İsteksiz isteksiz sigaraları attılar ve canavarları tekrar kavradılar.
İs günü sona erip eve döndüklerinde Aydın üzerinde çok ağır bir şey varmış gibi ikide bir kollarını silkip duruyordu. Aynısını Hasan da tekrarlıyordu, ama daha seyrek.
Mümün sordu:
“E, ne diyeceksiniz? İşe alışabilecek misiniz?”
“Telaşlanacak bir şey yok,” diye cevap verdi her ikisi de.
“Kollarınızı neden öyle sık sık silkip duruyorsunuz?”
“O canavar mereti bukadar ağır olduğunu bilmiyordum.” Dedi Hasan ve gülümsedi. Aydın’ın ise hiç de gülümseyecek hali yoktu:
“Hakikaten de ağır. Hep daha ellerimde bulunuyor ve kulaklarımda uğuldayıp duruyor gibi hissediyorum.”
“Canavarla işlemeye de alışacağız, disiplini korumaya da. Öğrencilerin okulda geçirdikleri saatler gibi.” diye hımırdandı Hasan
“Daha beter!” dedi Aydın. ”Daha beter! Asker usulü!”
Mümün ikisini de sakinleştirdi:
“Burada nizam ve intizam var. Bizde olduğu gibi iş zamanında sohbet etmek ve sigara içmek yok.Bunları hiç bir vakit unutmayın.”
Hasan bir dakka sonra sigara kutusunu kavradı ve kendini yatak üzerine attı:
“Şimdi artık sakince ve istediğim kadar sigara içebilirim!”
“Tam öyle!” diye ilave etti Aydın. Mümün gülümsedi:
“İçin içebildiğiniz kadar. Lakin yatak üzerinde değil, taraçada!”
“Sen galiba bize mangabaşı tayin edilmişsin.
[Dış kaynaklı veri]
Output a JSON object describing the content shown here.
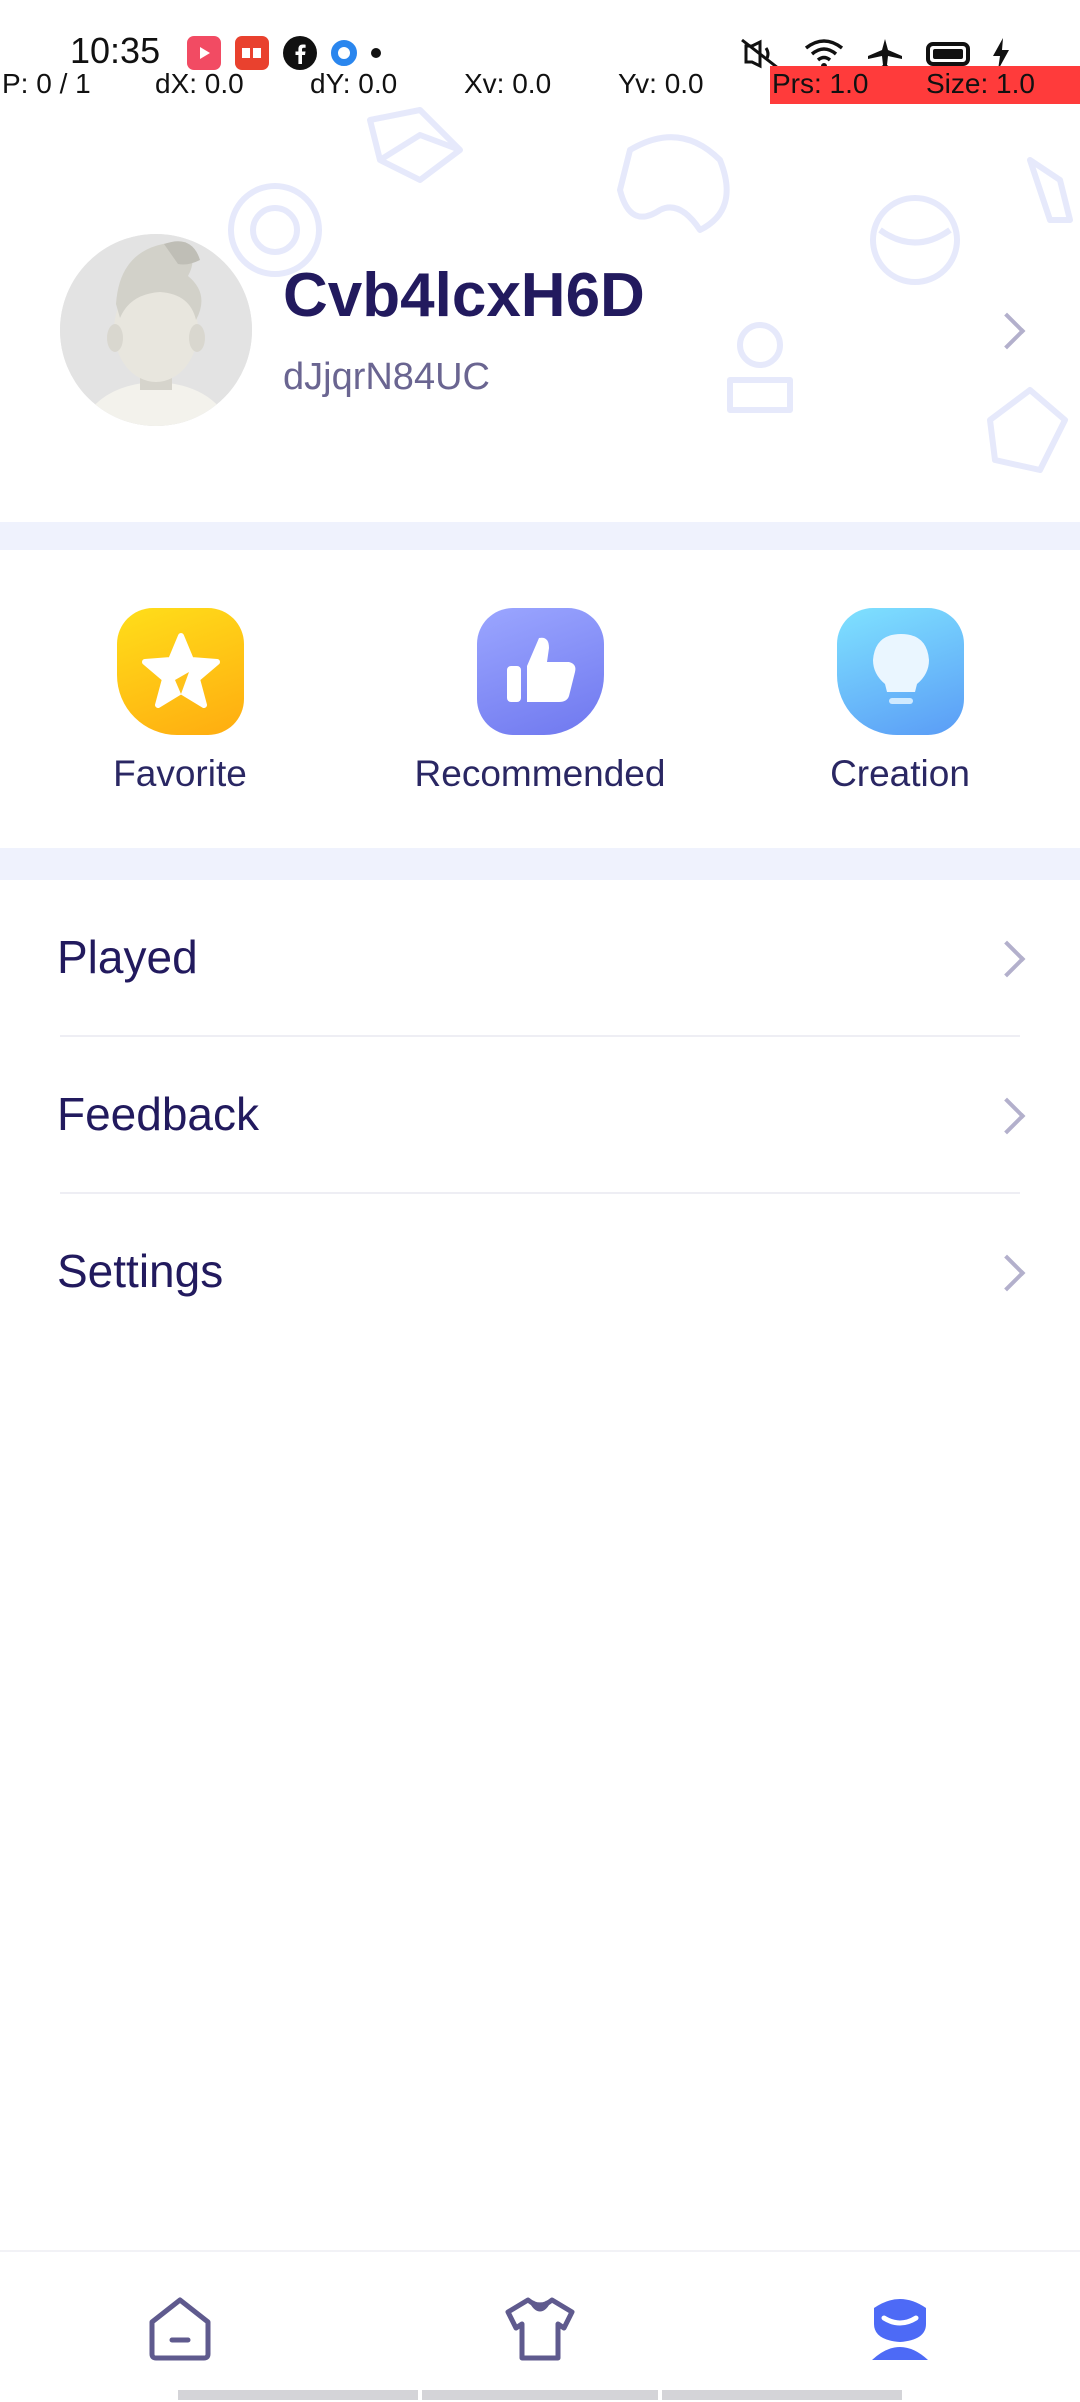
{
  "status_bar": {
    "time": "10:35",
    "notification_icons": [
      "video-app-icon",
      "news-app-icon",
      "facebook-icon",
      "blue-dot-app-icon",
      "more-dot-icon"
    ],
    "system_icons": [
      "mute-icon",
      "wifi-icon",
      "airplane-icon",
      "battery-icon",
      "charging-icon"
    ]
  },
  "debug_overlay": {
    "pointer": "P: 0 / 1",
    "dx": "dX: 0.0",
    "dy": "dY: 0.0",
    "xv": "Xv: 0.0",
    "yv": "Yv: 0.0",
    "prs": "Prs: 1.0",
    "size": "Size: 1.0"
  },
  "profile": {
    "username": "Cvb4lcxH6D",
    "user_id": "dJjqrN84UC"
  },
  "quick_actions": [
    {
      "label": "Favorite",
      "icon": "star-icon"
    },
    {
      "label": "Recommended",
      "icon": "thumbs-up-icon"
    },
    {
      "label": "Creation",
      "icon": "lightbulb-icon"
    }
  ],
  "menu": [
    {
      "label": "Played"
    },
    {
      "label": "Feedback"
    },
    {
      "label": "Settings"
    }
  ],
  "bottom_nav": [
    {
      "icon": "home-icon",
      "active": false
    },
    {
      "icon": "shirt-icon",
      "active": false
    },
    {
      "icon": "profile-icon",
      "active": true
    }
  ],
  "colors": {
    "primary_text": "#221a5e",
    "secondary_text": "#6a6591",
    "separator_band": "#eff2fd",
    "active_nav": "#4d6af6",
    "inactive_nav": "#5f5a8e"
  }
}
Lakin bu vazifeye iş saatinden sonra da mı devam etmek istiyorsun?” diye hımırdandı Aydın.
“Mangabaşı değilim, ama sizi yaşam ve çalışma kaideleriyle, nizam ve intizamla tanıştırmakla görevliyim. Günde yirmi dört saat emrime amadesiniz. Örneğin, biraz dinlendikten sonra, sizi şehrin merkeziyle tanıştırmam gerekiyor. Arzu etmiyor musunuz yoksa?”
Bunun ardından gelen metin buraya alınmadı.